CCG budgets to be weighted for deprivation
CCG leaders in areas with a higher rates of premature mortality will receive a larger chunk of the NHS budget, under a revamp of allocations announced yesterday.
NHS England said they would press ahead with plans to overhaul CCG funding to address deprivation, with 10% of the total funding allocated to address this.
At the board meeting it was agreed that the best measure of deprivation would be the ‘standardised mortality ratio’ for under 75s, which specifically looks at the proportion of premature deaths in a population.
NHS England decided that the new way of allocating CCG budgets will now depend on population size, age and the under-75 SMR, weighted in a similar way to the local authority public health grant formula.
It also confirmed that it will not be cutting any CCGs budget below the rate of inflation.
NHS England’s chief financial officer, Paul Baumann, said: ‘A particular challenge in [choosing a funding formula] is the best way to reflect the needs of the most deprived communities, who may not currently be accessing the services they need at the right time. The new formula now includes a measure for “unmet need” which aims to address this.’
Overall, funding for NHS commissioners will rise from £96bn to £100bn over the next two years, to ‘protect the NHS from inflation at a time of austerity’.
The announcement addresses fears that, under one funding proposal, 112 CCGs with low population growth who were previously overfunded would have their budgets cut below the rate of inflation in 2014/15.

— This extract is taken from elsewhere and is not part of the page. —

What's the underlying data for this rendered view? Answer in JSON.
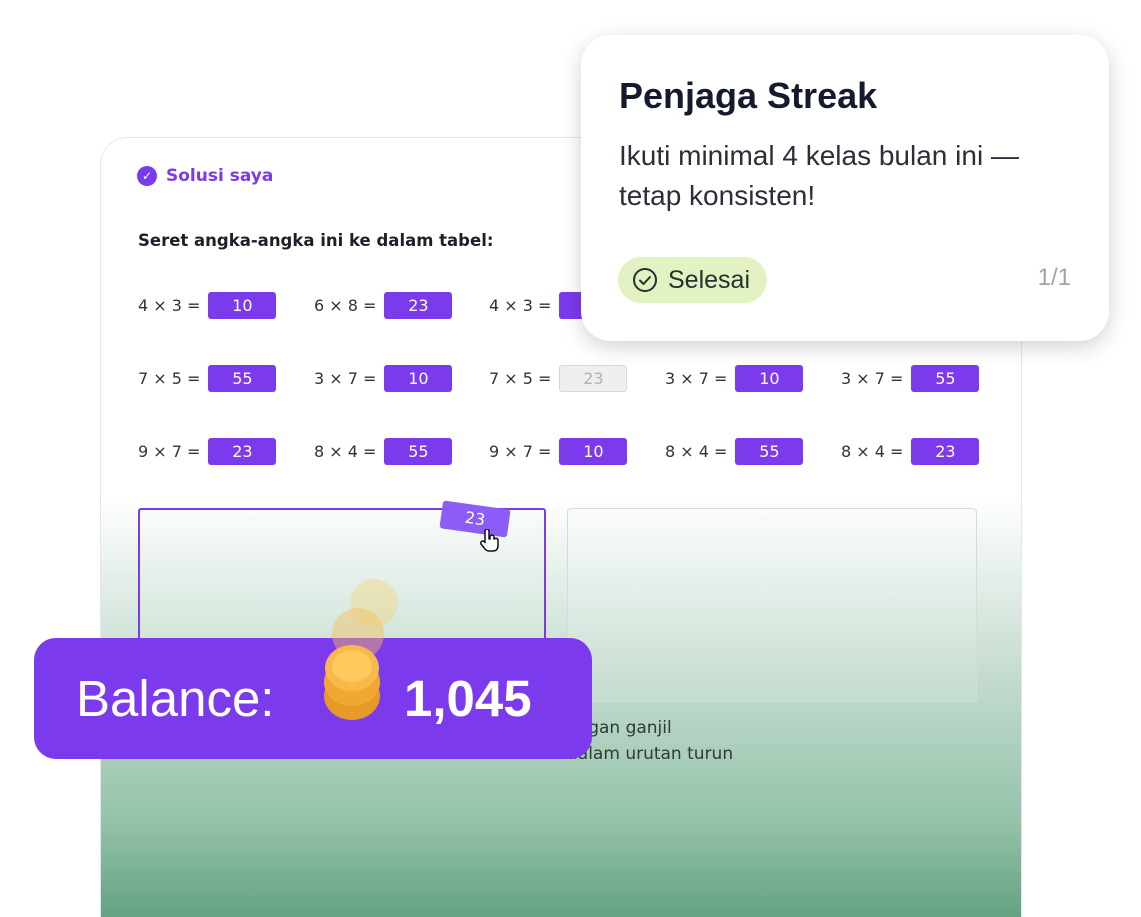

The paper states the reason for choosing this model was: ‘Under [the rejected option three] some CCGs, particularly those that are above target and have low population growth, can see very low absolute £m allocation growth.’
But the paper states that as a consequence of ensuring all CCGs keep pace with inflation, this ‘reduces the resources available for the most under-target CCGs’. NHS England said that all CCG’s allocations will grow by 2.14%.
Mr Baumann, said: ‘Some areas have not had the funding per head that they need, particularly where population has grown quickly and funding has remained relatively static. These areas are now at risk of not being able to provide the services needed by their population, so we need to tackle these differences in funding as a matter of urgency.’
He added: ‘[The chances] will mean that some local health services need to receive a settlement that is bigger than inflation to start reducing the local underfunding which has arisen, whether this reflects deprivation, ageing or population growth.’
Dr Charles Alessi, interim chair of NHS Clinical Commissioners, welcomed the proposals, but said that NHS England must manage the pace of change.
He said: ‘This is difficult stuff, because in essence you are taking away resources from somebody else, so as many people are going to howl, as are going to rejoice.
‘I think what’s important is that the pace of change has to be slow enough in that situation, but at least they’re starting down a process, and that’s really good news.’
He added: ‘What other way is there to do this? There’s a limited amount of resource, and there are some parts of the population, or some populations that are increasing very, very rapidly. And that, somehow, has to be reflected. There’s no other way to do this, or at least I don’t know of any other way to do this.’